The following are the top stories in the Maltese and overseas press:

The Times reports that Richard Cachia Caruana 'fought back' before the Foreign Affairs Committee yesterday. It also reports on a 'pension trap' for those aged over 37.

The Malta Independent focuses on the developments in parliament yesterday.

MaltaToday says Franco Debono yesterday lambasted Home Affairs Minister Carm Mifsud Bonnici but kept the country guessing on his voting intentions.

In-Nazzjon leads with the ‘Be a Prime Minister for a Day’ initiative by the PN.

l-orizzont leads with remarks by the Opposition leader that a prisoner died of a mysterious overdose shortly before he was to give details of serious crime. He called for an explanation.

The overseas press

CNN announces that the former governor of Massachusetts, Mitt Romney, has clinched his place as the Republican challenger to Barack Obama in November’s US presidential election.
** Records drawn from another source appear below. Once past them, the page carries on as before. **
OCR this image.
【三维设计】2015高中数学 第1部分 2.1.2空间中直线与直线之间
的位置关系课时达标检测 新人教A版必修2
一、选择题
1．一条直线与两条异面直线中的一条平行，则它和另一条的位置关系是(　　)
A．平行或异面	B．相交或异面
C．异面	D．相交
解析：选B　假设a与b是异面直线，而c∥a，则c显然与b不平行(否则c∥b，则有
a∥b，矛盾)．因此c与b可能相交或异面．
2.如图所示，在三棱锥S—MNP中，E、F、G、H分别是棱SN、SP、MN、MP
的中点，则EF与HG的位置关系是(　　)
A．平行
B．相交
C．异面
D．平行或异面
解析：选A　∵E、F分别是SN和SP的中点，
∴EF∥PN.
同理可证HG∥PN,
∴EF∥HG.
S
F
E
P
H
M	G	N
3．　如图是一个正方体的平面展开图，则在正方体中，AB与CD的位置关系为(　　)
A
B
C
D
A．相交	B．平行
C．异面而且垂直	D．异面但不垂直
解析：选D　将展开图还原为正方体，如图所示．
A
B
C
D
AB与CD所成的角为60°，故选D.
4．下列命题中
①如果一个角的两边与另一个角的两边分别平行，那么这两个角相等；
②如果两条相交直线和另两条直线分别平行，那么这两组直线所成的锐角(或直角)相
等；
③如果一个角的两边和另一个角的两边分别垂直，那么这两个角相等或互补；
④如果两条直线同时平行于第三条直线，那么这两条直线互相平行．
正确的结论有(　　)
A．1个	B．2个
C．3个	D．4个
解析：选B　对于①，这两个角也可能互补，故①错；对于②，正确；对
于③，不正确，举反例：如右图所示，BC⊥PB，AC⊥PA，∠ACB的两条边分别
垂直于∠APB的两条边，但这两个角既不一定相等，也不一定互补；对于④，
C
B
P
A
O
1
Vote prediction shows he won comfortably in the Texas primary, passing the threshold of 1,144 party delegates required to confirm his selection.

The BBC reports that the international envoy to Syria, Kofi Annan, has told President Assad that the country was “at a tipping point” following the killing of more than 100 civilians, including 49 children, in the town of Houla. After talks in Damascus, Annan said he had urged Assad to take “immediate steps” to implement the Syrian six-point peace plan. The UN estimates that more than 9,000 people, mostly civilians, have been killed in Syria and tens of thousands left homeless since the uprising against President Bashar al-Assad's authoritarian rule began some 14 months ago. Syrian opposition groups put the death toll at over 12,000.

The Times’ front page features a picture of a two-year-old girl killed during a massacre in the Syrian city of Houla on Sunday, which the UN has said involved the targeted executions of children. Describing how the 49 children died, it said “the militia came in the night armed with knives and guns and the young victims were executed with a bullet in the head or a knife in the throat.

Meanwhile, Le Monde says that in a coordinated move signalling their condemnation of the massacre, the US, Britain, Canada France, Germany, Italy and Spain all expelled top Syrian diplomats. In recent months, Paris, Berlin, London and Rome pulled out their ambassadors from Damascus.

Adnkronos quotes Vatican spokesman Federico Lombardi saying the recent leaks of confidential papal documents were “a brutal personal attack” on Pope Benedict. The documents, eventually published in the book “Sua Santità” by Gianluigi Nuzzi, allege corruption and bitter power struggles at the high level in the Church. Her had earlier rejected reports that five cardinals and a woman were being questioned over the deepening scandal. Lombardi also denied reports that envelopes with lists of names had been found in the apartment where confidential papal documents were found in the possessionof the pope’s butler, Paolo Gabriele, who was arrested last Friday. Gabriele has so far been charged with “aggravated theft,”

Ansa reports that an earthquake in northern Italy has killed 16 people with at least one more still missing. More than 300 are reported injured and 4,000 homeless. The epicentre was near Modena, close to a similar earthquake nine days earlier, which killed seven people and damaged many historic buildings. A number of the damaged buildings collapsed in yesterday’s tremor. The government has already earmarked €50 million of aid for the quake-hit area of Emilia-Romagna. The Italian farmers' association Coldiretti estimated that the damage to Emilia-Romagna's agriculture from the 20 May earthquake amounted to €200 million.

Fox News says groups of indegenous people in Brazil have blocked roads and occupied government buildings to demand better health care in their communities. Several ethnic groups staged a protest at the Health ministry in the capital, Brazilia, accusing the government of breaking its promises to improve health care.

CBC reports police in the Canadian capital, Ottawa, have launched a criminal investigation after a package containing a human foot was sent to the headquarters of the Canadian Conservative Party. Police are also investigating the discovery of a human torso in Montreal to see whether there was a link between the two cases.

Sky News says Euro 2012 organisers in Ukraine have introduced their answer to Germany's Paul the octopus: Fred the 'psychic' ferret. It will have 15 minutes in the Fan Zone to predict the winning team by choosing from plates of food bearing the flags of competing teams, with whichever bowl he eats from being declared the favourite. The organisers hope it would have the same success in predicting the winners of games in this summer's tournament as his eight-legged predecessor did for Germany's matches in the 2010 World Cup. Paul the Octopus, correctly “predicted” who would win every match Germany played in at the 2010 World Cup in South Africa as well as Spain's win over the Netherlands in the final.